Uncertainties of the Delivery time
Currently, there is no clear resolution of the California shipping cargo problem. Companies are facing the certainty of delivery time. They are even willing to pay a premium price to get their product delivered faster. Note that all costs are passed down to consumers, eventually.
Uncertainties of quantities of demand
The disruption of supply-chair, delay in delivery time, and production created doubt of demand quantities when the product is ready. Companies are unsure if consumers will still be eager to purchase the same products.
The Source of the Disruption of Supply-Chain
A post-pandemic reality many companies did not expect. Workers' reaction to wages and compensation along with their cost of living. Despite the suspension of financial support for millions of Americans for months, people are still not willing to accept a job that pays less than their essential cost of living. The low demand for jobs challenges companies such as Amazon even with a $ 3000 signing bonus.

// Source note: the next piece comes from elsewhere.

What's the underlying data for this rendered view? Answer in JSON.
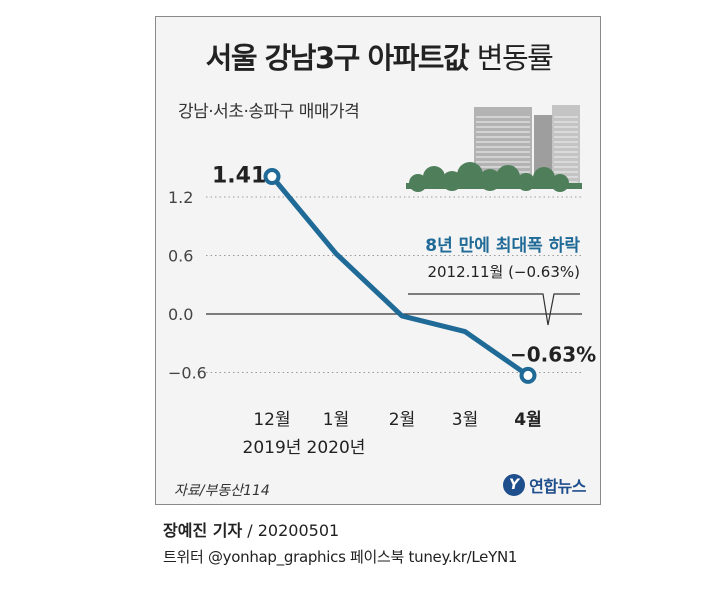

The truth is that employees prefer an increase in salary to a signing bonus. An increase in the signing bonus by a company shows one of three things:
The position is maybe hard to fill.
Unfavorable work conditions.
Higher jobs abandonment.
The unwillingness of the company to raise current employees' pay may also contribute to higher job abandonment. Sadly, people who are still working for the same company before the pandemic did not get significant raises in their wages or salary. In comparison, people who successfully changed companies or industries saw a substantial pay gap.
Are they taking current employees' work and commitment for granted?
Are they too comfortable with their current job to find a dream career?
Regardless of the answer, the demand has to be meet the supply for a strong economy.